In both Prince George's and Montgomery, the moves amounted to rebuffs for the county executives. The Potter nomination marked the second time in six months that black political leaders have clashed with County Executive Parris Glendening over a WSSC appointment.

The move to delay Hewitt's nomination was a setback for County Executive Sidney Kramer, who chose him for the post and rejected calls from civil rights and civic groups for an independent investigation of charges against Hewitt.

Nevertheless, the two disputes also reflect major differences between the two counties. In Montgomery, civil rights groups have opposed Hewitt's appointment because of an incident more than 13 years ago.

Hewitt, who has been accused of failing to take action against a segregated dressing area at the Meadowbrook maintenance yard in Chevy Chase, has denied he knew of the segregated facility. The Montgomery County Council will investigate the allegations before acting on Hewitt's nomination July 23.
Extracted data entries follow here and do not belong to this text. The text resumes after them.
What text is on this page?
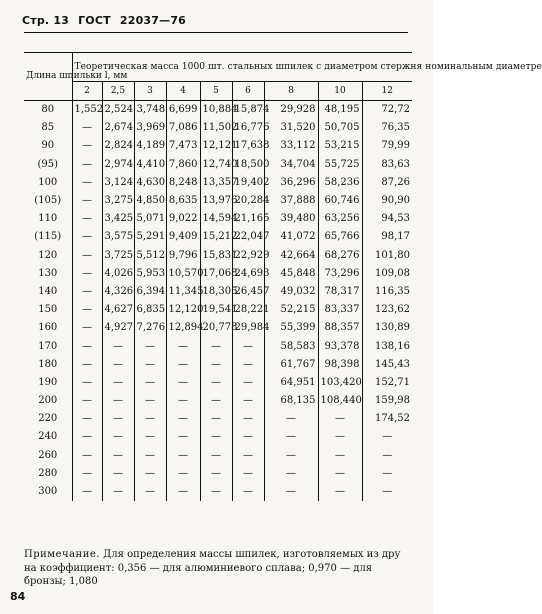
Стр. 13 ГОСТ 22037—76
Длина шпильки l, мм	Теоретическая масса 1000 шт. стальных шпилек с диаметром стержня номинальным диаметре								
	2	2,5	3	4	5	6	8	10	12
80	1,552	2,524	3,748	6,699	10,884	15,874	29,928	48,195	72,72
85	—	2,674	3,969	7,086	11,502	16,776	31,520	50,705	76,35
90	—	2,824	4,189	7,473	12,121	17,638	33,112	53,215	79,99
(95)	—	2,974	4,410	7,860	12,740	18,500	34,704	55,725	83,63
100	—	3,124	4,630	8,248	13,357	19,402	36,296	58,236	87,26
(105)	—	3,275	4,850	8,635	13,976	20,284	37,888	60,746	90,90
110	—	3,425	5,071	9,022	14,594	21,165	39,480	63,256	94,53
(115)	—	3,575	5,291	9,409	15,212	22,047	41,072	65,766	98,17
120	—	3,725	5,512	9,796	15,831	22,929	42,664	68,276	101,80
130	—	4,026	5,953	10,570	17,068	24,693	45,848	73,296	109,08
140	—	4,326	6,394	11,345	18,305	26,457	49,032	78,317	116,35
150	—	4,627	6,835	12,120	19,541	28,221	52,215	83,337	123,62
160	—	4,927	7,276	12,894	20,778	29,984	55,399	88,357	130,89
170	—	—	—	—	—	—	58,583	93,378	138,16
180	—	—	—	—	—	—	61,767	98,398	145,43
190	—	—	—	—	—	—	64,951	103,420	152,71
200	—	—	—	—	—	—	68,135	108,440	159,98
220	—	—	—	—	—	—	—	—	174,52
240	—	—	—	—	—	—	—	—	—
260	—	—	—	—	—	—	—	—	—
280	—	—	—	—	—	—	—	—	—
300	—	—	—	—	—	—	—	—	—
Примечание. Для определения массы шпилек, изготовляемых из дру
на коэффициент: 0,356 — для алюминиевого сплава; 0,970 — для бронзы; 1,080
84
In Prince George's, state Sen. Albert Wynn said that opposition to Potter sent a message. "Economic development is the premier issue for the black community," he said. Black groups want minority businesses to get a larger percentage of the millions of dollars in contracts let each year by the county government and local agencies such as WSSC, the Maryland-National Capital Park and Planning Commission and the Prince George's school board.

Potter's reappointment was delayed after black leaders asked the council to allow time for a meeting to discuss charges of discrimination at WSSC against minority businesses. Potter, who was chairman of the commission until two weeks ago, has done little to address the issue, critics say. Potter has denied the charges.

The dispute of Potter's nomination appeared to broaden a conflict that emerged last February, when black members of the county delegation held up support for two county tax proposals to pressure Glendening to appoint former WSSC minority enterprise officer Henry Arrington to the board.

In a dispute in 1983, an outcry from civil rights groups forced Glendening to drop Joseph D. Vasco from a list of candidates for county police chief because of charges that Vasco had been involved in what were alleged to be police killings of armed robbery suspects.

"We don't have any delusions that in 10 days or so we can turn around WSSC," Wynn said. "We can try to clear the air. We can try to come away with the knowledge that {Potter} is going to try to strengthen procurement, the Minority Business Enterprise Office and staffing. In the longer term, what we have to do is press upon the county the importance of the issue."